Unnamed: 0,x0,x1,x2,x3,x4,y
0,800,0.0,0.3048,71.3,0.002663,126.201
1,1000,0.0,0.3048,71.3,0.002663,125.201
2,1250,0.0,0.3048,71.3,0.002663,125.951
3,1600,0.0,0.3048,71.3,0.002663,127.591
4,2000,0.0,0.3048,71.3,0.002663,127.461


Nous allons prédire la variable `y` en fonction des variables `x0`, `x1`, `x2`, `x3`, `x4`.

## Forêt aléatoire dans un contexte de régression

- Une **forêt aléatoire (random forest)** est un **modèle ensembliste** obtenu à partir de plusieurs **arbres de décision (decision trees)**.
- On utilise une technique de **bagging** améliorée pour agréger et décorréler les arbres de décision utilisés.
- La technique de décorrélation des arbres de décision a pour but de diminuer la variance du modèle final.

La classe `DecisionNode` ci-dessous représente un **noeud** d'un **arbre de décision**, ou encore, un **arbre de décision** en soi. 

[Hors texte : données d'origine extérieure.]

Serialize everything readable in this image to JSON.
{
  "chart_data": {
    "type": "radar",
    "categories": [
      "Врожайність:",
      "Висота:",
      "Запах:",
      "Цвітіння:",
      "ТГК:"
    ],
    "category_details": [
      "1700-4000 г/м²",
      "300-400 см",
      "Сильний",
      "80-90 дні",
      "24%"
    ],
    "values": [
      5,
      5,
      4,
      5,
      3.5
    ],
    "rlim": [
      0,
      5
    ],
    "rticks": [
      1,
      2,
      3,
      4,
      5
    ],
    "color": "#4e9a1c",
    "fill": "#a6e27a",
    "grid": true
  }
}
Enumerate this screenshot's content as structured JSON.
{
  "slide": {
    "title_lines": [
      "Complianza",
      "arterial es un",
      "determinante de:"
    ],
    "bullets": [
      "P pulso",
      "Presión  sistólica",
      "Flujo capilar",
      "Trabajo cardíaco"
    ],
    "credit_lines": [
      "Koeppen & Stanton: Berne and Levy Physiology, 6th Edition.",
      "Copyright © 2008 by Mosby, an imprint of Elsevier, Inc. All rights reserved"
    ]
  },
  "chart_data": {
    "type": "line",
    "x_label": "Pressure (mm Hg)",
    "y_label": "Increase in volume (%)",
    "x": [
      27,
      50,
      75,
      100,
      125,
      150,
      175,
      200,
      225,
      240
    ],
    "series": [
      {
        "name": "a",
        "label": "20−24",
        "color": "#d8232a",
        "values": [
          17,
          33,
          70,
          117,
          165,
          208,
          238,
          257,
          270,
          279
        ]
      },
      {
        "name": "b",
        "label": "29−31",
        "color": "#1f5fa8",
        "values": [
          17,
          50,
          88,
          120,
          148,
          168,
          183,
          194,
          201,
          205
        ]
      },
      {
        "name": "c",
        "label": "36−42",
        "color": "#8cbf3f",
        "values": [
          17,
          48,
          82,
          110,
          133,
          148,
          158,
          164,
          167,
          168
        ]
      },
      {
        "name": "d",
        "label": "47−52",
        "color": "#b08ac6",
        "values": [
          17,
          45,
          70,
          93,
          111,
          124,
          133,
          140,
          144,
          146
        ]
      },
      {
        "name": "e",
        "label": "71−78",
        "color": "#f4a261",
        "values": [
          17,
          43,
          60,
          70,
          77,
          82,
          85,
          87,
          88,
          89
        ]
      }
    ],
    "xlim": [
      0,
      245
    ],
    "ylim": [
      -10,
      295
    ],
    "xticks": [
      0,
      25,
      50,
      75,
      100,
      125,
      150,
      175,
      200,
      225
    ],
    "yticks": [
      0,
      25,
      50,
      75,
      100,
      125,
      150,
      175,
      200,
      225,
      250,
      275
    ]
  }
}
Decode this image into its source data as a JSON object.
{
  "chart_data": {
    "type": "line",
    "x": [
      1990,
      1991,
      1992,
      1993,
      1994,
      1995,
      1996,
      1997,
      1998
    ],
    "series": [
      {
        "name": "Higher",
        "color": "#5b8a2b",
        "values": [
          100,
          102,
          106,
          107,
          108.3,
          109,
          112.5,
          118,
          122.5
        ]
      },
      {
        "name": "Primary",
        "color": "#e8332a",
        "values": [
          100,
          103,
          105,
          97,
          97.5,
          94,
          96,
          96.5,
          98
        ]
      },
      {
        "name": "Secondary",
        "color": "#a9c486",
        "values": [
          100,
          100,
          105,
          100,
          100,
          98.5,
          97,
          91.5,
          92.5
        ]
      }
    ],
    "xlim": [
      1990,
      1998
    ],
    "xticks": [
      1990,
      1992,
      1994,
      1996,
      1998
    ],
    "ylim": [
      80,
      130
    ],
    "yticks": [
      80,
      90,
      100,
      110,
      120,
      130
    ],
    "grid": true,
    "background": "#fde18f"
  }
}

*En effet, en programmation, un objet "noeud" qui pointe vers ses fils est une structure de données suffisante pour représenter un arbre binaire.*

- Un **noeud interne** représente un *split* de la forme $x_m \leq s$ (où $x_m$ est la $m$-ième composante de $\mathbf{x}$).<br>
Chaque noeud interne donc est associé à un `feature_index` $m$ et un `threshold` $s$.<br>
Un noeud interne est également associé à `var_red`: la réduction de variance engendrée par son split.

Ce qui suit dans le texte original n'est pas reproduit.